Os desafios para o Brasil do século XXI Seminário Nacional de Ciência e Tecnologia do ANDES-SN reúne docentes de todo o país na Universidade de Brasília.
Debater a produção científica e tecnológica hoje e as perspectivas para o futuro foi o
objetivo do Seminário Nacional de Ciência e Tecnologia, promovido pelo Sindicato
Nacional dos Docentes das Instituições de Ensino Superior, o Andes-SN, realizado
entre os dias 17 e 18 de novembro, na faculdade de Educação da Universidade de Brasília.

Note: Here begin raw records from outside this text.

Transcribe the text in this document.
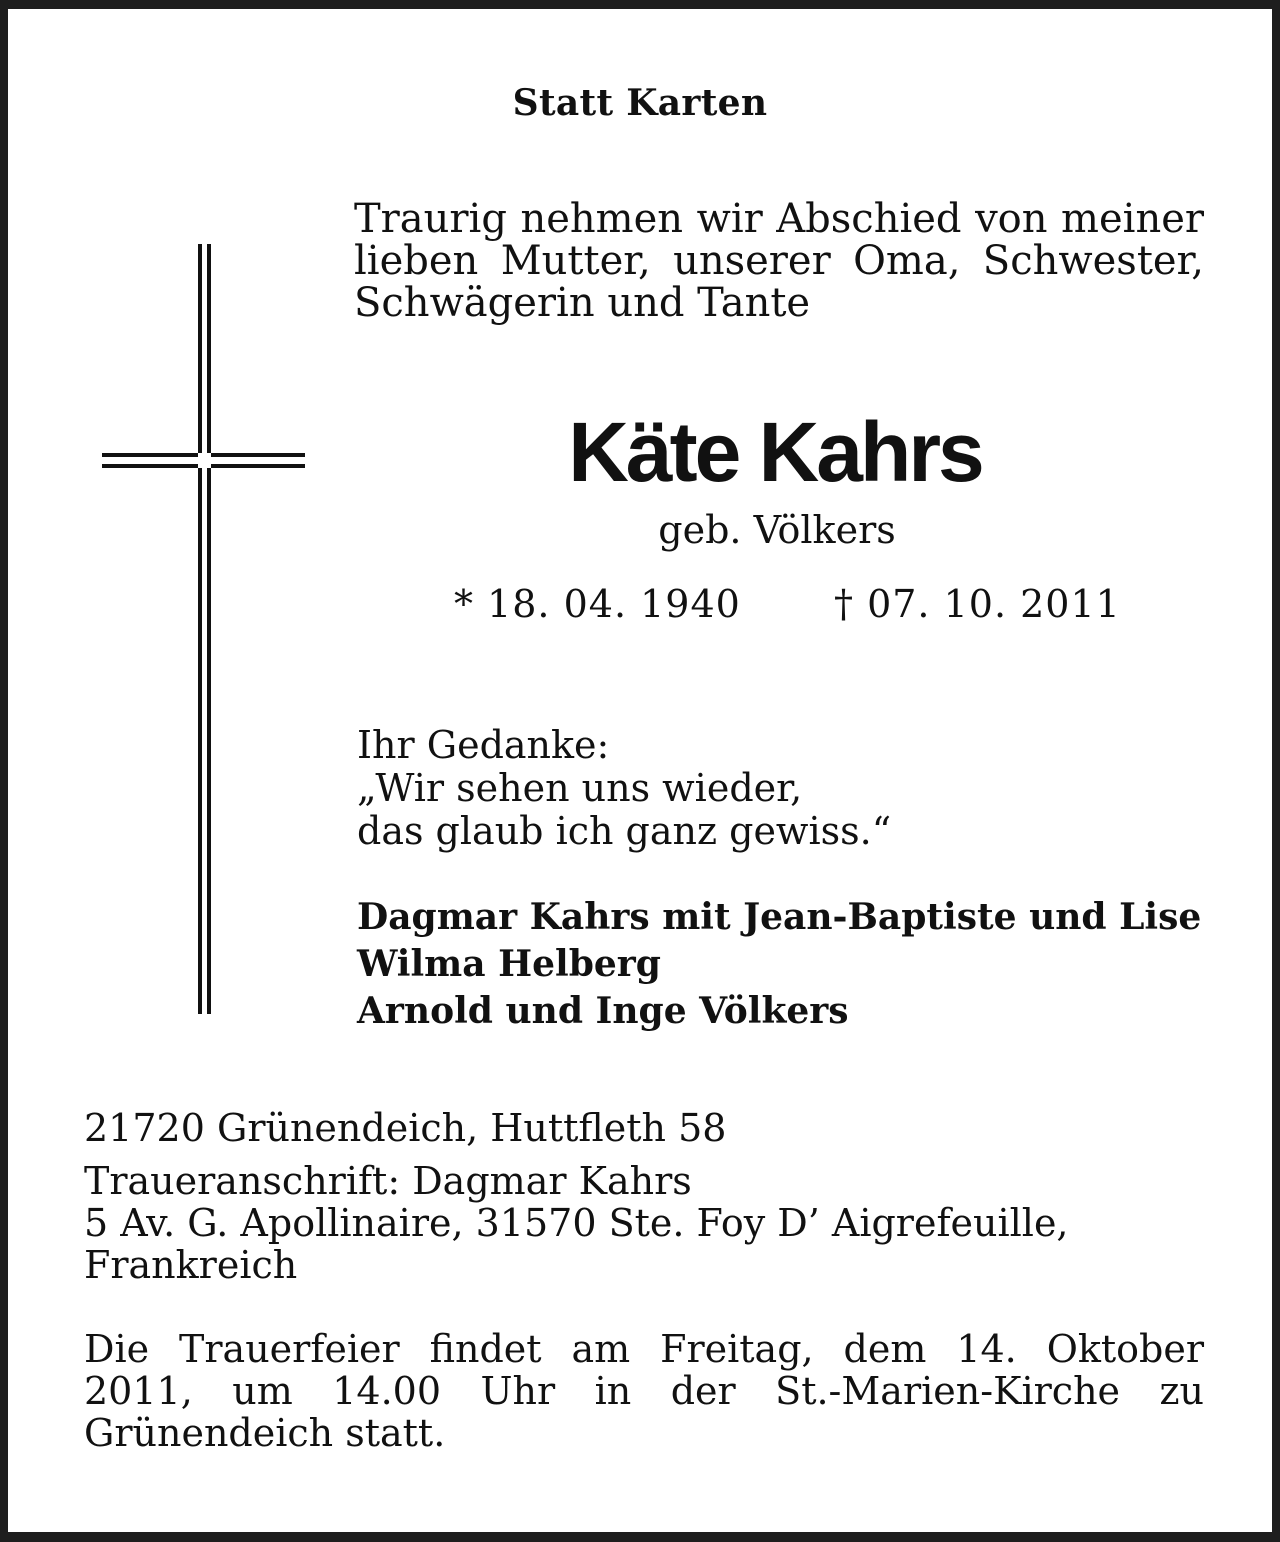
Statt Karten
Traurig nehmen wir Abschied von meiner
lieben Mutter, unserer Oma, Schwester,
Schwägerin und Tante
Käte Kahrs
geb. Völkers
* 18. 04. 1940 † 07. 10. 2011
Ihr Gedanke:
„Wir sehen uns wieder,
das glaub ich ganz gewiss.“
Dagmar Kahrs mit Jean-Baptiste und Lise
Wilma Helberg
Arnold und Inge Völkers
21720 Grünendeich, Huttfleth 58
Traueranschrift: Dagmar Kahrs
5 Av. G. Apollinaire, 31570 Ste. Foy D’ Aigrefeuille,
Frankreich
Die Trauerfeier findet am Freitag, dem 14. Oktober
2011, um 14.00 Uhr in der St.-Marien-Kirche zu
Grünendeich statt.
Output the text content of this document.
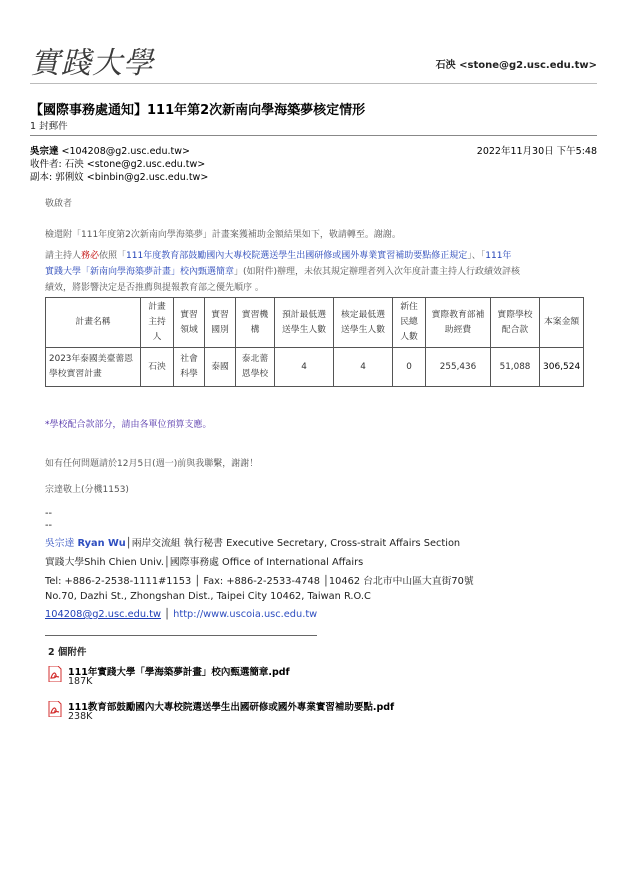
實踐大學	石泱 <stone@g2.usc.edu.tw>
【國際事務處通知】111年第2次新南向學海築夢核定情形
1 封郵件
吳宗達 <104208@g2.usc.edu.tw>	2022年11月30日 下午5:48
收件者: 石泱 <stone@g2.usc.edu.tw>
副本: 郭俐妏 <binbin@g2.usc.edu.tw>
敬啟者
檢還附「111年度第2次新南向學海築夢」計畫案獲補助金額結果如下，敬請轉至。謝謝。
請主持人務必依照「111年度教育部鼓勵國內大專校院選送學生出國研修或國外專業實習補助要點修正規定」、「111年
實踐大學「新南向學海築夢計畫」校內甄選簡章」(如附件)辦理，未依其規定辦理者列入次年度計畫主持人行政績效評核
績效，將影響決定是否推薦與提報教育部之優先順序 。
計畫名稱	計畫主持人	實習領域	實習國別	實習機構	預計最低選送學生人數	核定最低選送學生人數	新住民總人數	實際教育部補助經費	實際學校配合款	本案金額
2023年泰國美臺薷恩學校實習計畫	石泱	社會科學	泰國	泰北薷恩學校	4	4	0	255,436	51,088	306,524
*學校配合款部分，請由各單位預算支應。
如有任何問題請於12月5日(週一)前與我聯繫，謝謝！
宗達敬上(分機1153)
--
--
吳宗達 Ryan Wu│兩岸交流組 執行秘書 Executive Secretary, Cross-strait Affairs Section
實踐大學Shih Chien Univ.│國際事務處 Office of International Affairs
Tel: +886-2-2538-1111#1153 │ Fax: +886-2-2533-4748 │10462 台北市中山區大直街70號
No.70, Dazhi St., Zhongshan Dist., Taipei City 10462, Taiwan R.O.C
104208@g2.usc.edu.tw │ http://www.uscoia.usc.edu.tw
2 個附件
111年實踐大學「學海築夢計畫」校內甄選簡章.pdf
187K
111教育部鼓勵國內大專校院選送學生出國研修或國外專業實習補助要點.pdf
238K
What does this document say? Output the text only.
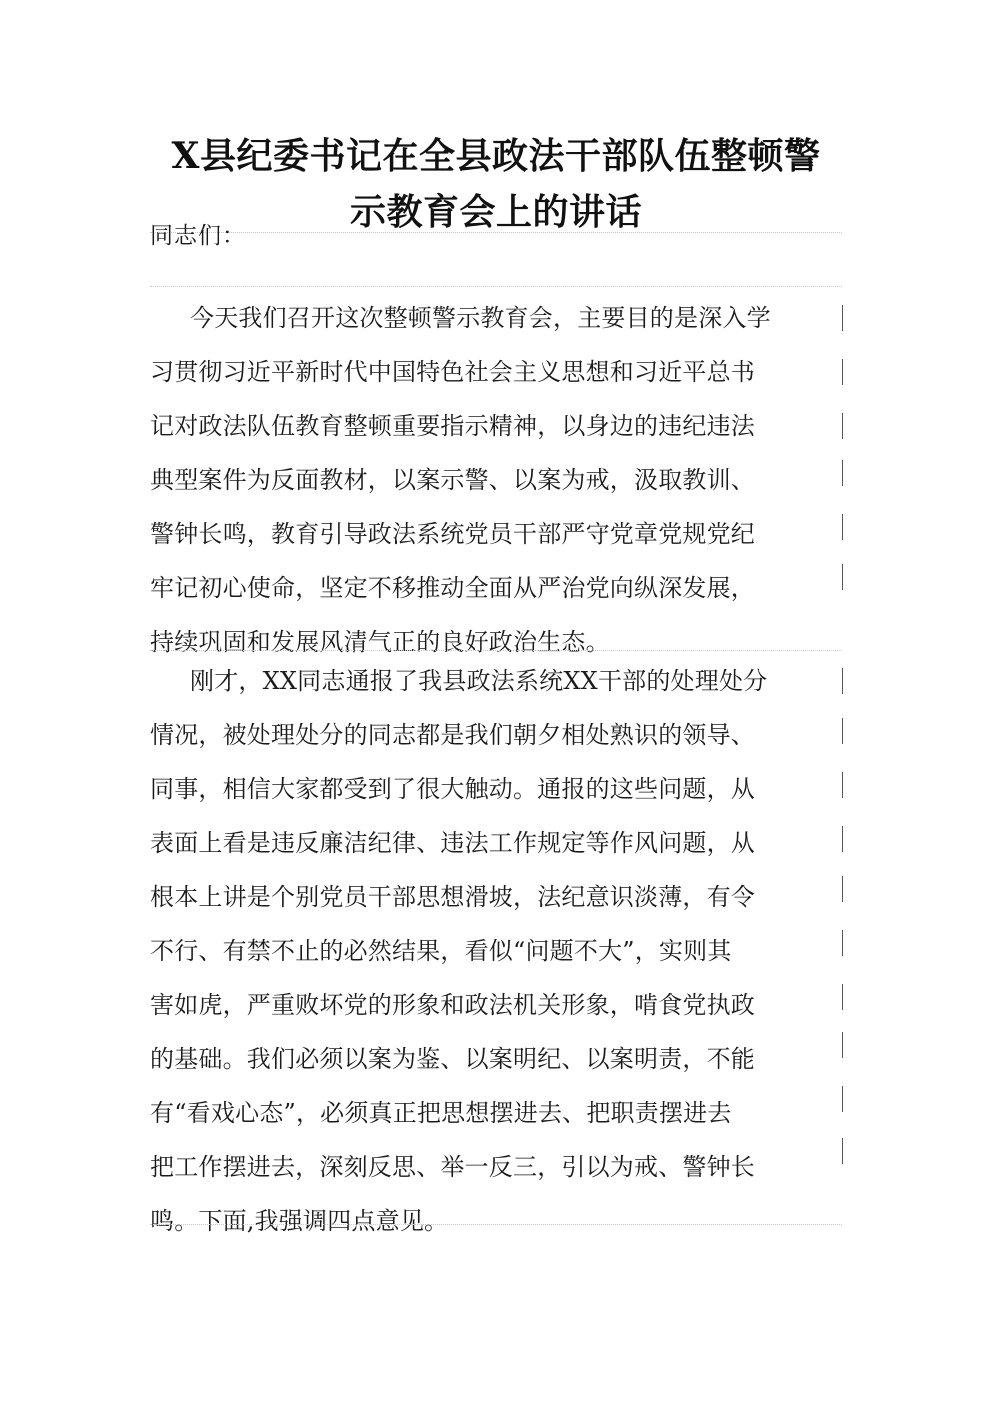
X县纪委书记在全县政法干部队伍整顿警
示教育会上的讲话
同志们：
今天我们召开这次整顿警示教育会，主要目的是深入学
习贯彻习近平新时代中国特色社会主义思想和习近平总书
记对政法队伍教育整顿重要指示精神，以身边的违纪违法
典型案件为反面教材，以案示警、以案为戒，汲取教训、
警钟长鸣，教育引导政法系统党员干部严守党章党规党纪
牢记初心使命，坚定不移推动全面从严治党向纵深发展，
持续巩固和发展风清气正的良好政治生态。
刚才，XX同志通报了我县政法系统XX干部的处理处分
情况，被处理处分的同志都是我们朝夕相处熟识的领导、
同事，相信大家都受到了很大触动。通报的这些问题，从
表面上看是违反廉洁纪律、违法工作规定等作风问题，从
根本上讲是个别党员干部思想滑坡，法纪意识淡薄，有令
不行、有禁不止的必然结果，看似“问题不大”，实则其
害如虎，严重败坏党的形象和政法机关形象，啃食党执政
的基础。我们必须以案为鉴、以案明纪、以案明责，不能
有“看戏心态”，必须真正把思想摆进去、把职责摆进去
把工作摆进去，深刻反思、举一反三，引以为戒、警钟长
鸣。下面,我强调四点意见。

O evento reuniu docentes de todas as regiões do país e contou com a participação de
pesquisadores nacionais e internacionais, ex-dirigentes de instituições de ensino superior
públicas e com o atualmente assessor de Coordenação dos Fundos Setoriais do Ministério de do
Ministério da Ciência, Tecnologia e Inovação, Antônio Ibañez Ruiz.
As quatro grandes mesas temáticas do Seminário versaram sobre os impactos do capitalismo
sobre a produção da ciência, os conflitos entre os interesses públicos e privados nas pesquisas,
o financiamento público das investigações científicas e o trabalho docente na
produção do conhecimento.
Porém, ao longo do debate, outros temas contemporâneos,
igualmente relevantes, emergiram. A questão das patentes,
da autonomia universitária frente às demandas por
inovação e das consequências do produtivismo sobre
a saúde dos professores do ensino superior são apenas
alguns exemplos.
O Seminário revelou serem muitos os desafios colocados
para a ciência e a tecnologia, no Brasil e no mundo, do século XXI.
Por outro lado, demonstrou que a reflexão crítica para superá-los
é uma tarefa para o conjunto da sociedade, mas que diz respeito,
sobretudo, àqueles que produzem o conhecimento. Disto, depende
um futuro mais próspero e igualitário para a ciência em nosso país.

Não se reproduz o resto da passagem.